- Supreme Court of the United States

Decided April 13, 1925
- Full case name: Yeiser v. Dysart
- Citations: 267 U.S. 540 (more)

Holding
- A state may attach such conditions to a law license regarding whatever matters it believes to be necessary in order to make it a public good.

Court membership
- Chief Justice William H. Taft Associate Justices Oliver W. Holmes Jr. · Willis Van Devanter James C. McReynolds · Louis Brandeis George Sutherland · Pierce Butler Edward T. Sanford · Harlan F. Stone

= Yeiser v. Dysart =

Yeiser v. Dysart, 267 U.S. 540 (1925), was a United States Supreme Court case in which the Court held that a state may attach such conditions to a law license regarding whatever matters it believes to be necessary in order to make it a public good.

== Description ==
The case was about a Nebraska statute that limited lawyers' ability to collect fees from clients in workers' compensation cases. The lawyer wanted to collect the fee that they had agreed upon with the client.

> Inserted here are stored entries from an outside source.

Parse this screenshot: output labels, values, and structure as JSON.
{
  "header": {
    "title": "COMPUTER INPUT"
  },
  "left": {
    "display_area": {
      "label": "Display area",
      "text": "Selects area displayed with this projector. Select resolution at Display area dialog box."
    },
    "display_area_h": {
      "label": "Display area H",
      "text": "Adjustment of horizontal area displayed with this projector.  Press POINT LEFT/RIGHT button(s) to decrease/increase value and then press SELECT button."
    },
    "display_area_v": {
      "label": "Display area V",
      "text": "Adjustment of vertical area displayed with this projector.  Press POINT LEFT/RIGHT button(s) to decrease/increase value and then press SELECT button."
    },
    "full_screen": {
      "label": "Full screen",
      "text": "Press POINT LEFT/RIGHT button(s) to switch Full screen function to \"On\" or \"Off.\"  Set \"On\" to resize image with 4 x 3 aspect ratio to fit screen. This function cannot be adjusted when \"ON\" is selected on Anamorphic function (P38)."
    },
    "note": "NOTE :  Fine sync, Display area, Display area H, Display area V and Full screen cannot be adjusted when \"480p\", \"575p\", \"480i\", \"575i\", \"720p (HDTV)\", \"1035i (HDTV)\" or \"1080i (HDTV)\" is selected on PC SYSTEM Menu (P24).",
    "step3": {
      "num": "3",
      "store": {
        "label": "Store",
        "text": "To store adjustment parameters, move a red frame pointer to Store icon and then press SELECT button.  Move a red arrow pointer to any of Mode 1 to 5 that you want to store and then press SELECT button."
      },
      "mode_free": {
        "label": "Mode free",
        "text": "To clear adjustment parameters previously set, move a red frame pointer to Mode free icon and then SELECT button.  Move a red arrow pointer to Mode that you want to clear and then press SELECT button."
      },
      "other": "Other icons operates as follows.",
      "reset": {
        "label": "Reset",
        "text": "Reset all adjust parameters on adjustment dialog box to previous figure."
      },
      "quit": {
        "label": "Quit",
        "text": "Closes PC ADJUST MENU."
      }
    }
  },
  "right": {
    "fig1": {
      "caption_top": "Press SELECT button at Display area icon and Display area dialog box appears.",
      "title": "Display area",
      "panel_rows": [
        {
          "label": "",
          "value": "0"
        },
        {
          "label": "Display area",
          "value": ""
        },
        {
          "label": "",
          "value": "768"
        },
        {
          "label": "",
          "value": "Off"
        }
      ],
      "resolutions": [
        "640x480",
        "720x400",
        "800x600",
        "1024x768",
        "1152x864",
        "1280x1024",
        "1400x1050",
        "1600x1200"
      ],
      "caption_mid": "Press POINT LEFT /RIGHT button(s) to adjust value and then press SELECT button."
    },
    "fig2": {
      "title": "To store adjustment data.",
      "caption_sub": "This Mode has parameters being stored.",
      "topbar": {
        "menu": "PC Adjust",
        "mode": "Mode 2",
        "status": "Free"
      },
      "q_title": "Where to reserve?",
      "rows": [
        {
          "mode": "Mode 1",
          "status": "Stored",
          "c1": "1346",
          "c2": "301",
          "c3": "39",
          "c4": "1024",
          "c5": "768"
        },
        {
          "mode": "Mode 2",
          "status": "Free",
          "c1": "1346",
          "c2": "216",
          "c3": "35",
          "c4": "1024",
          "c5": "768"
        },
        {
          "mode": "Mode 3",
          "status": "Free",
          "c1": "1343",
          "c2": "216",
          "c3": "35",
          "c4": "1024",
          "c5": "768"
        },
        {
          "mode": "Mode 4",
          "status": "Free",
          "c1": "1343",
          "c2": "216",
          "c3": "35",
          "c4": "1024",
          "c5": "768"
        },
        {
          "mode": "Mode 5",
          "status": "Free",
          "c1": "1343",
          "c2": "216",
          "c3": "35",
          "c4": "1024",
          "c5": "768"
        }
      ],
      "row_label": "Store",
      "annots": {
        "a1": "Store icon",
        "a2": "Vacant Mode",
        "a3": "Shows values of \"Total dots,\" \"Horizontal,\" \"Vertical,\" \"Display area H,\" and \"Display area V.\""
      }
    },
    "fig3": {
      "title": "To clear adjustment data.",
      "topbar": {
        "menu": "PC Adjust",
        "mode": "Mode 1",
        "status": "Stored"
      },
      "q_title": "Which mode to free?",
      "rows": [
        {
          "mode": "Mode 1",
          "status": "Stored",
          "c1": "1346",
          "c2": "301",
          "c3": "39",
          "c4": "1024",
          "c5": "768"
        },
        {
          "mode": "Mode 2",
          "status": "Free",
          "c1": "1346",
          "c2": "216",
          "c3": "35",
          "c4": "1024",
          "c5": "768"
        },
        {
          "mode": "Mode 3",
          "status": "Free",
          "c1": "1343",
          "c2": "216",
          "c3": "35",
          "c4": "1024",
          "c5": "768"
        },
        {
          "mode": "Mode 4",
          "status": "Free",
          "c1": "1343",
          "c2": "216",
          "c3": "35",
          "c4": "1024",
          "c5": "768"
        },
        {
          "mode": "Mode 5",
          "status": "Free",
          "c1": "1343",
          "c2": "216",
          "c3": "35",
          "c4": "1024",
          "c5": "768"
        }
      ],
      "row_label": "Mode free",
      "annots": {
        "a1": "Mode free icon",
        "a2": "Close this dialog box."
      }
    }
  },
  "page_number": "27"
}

The lawyer alleged that restricting him from doing so violated the Fourteenth Amendment and the freedom of contract, which the Court had recently protected in Adkins v. Children's Hospital. However, the Supreme Court was bound to the construction of the statute given to it by the state legislature and the state's supreme court, so it said these appeals "waste[d] a good deal of argument."

Ultimately, the Court held that it could not say the state's construction of the statute was unreasonable because it was geared towards a public policy purpose: protecting workers from improvident contracts. The Court said a law license was a creature of the state, and that that state could attach conditions to its use so that it would remain a public good.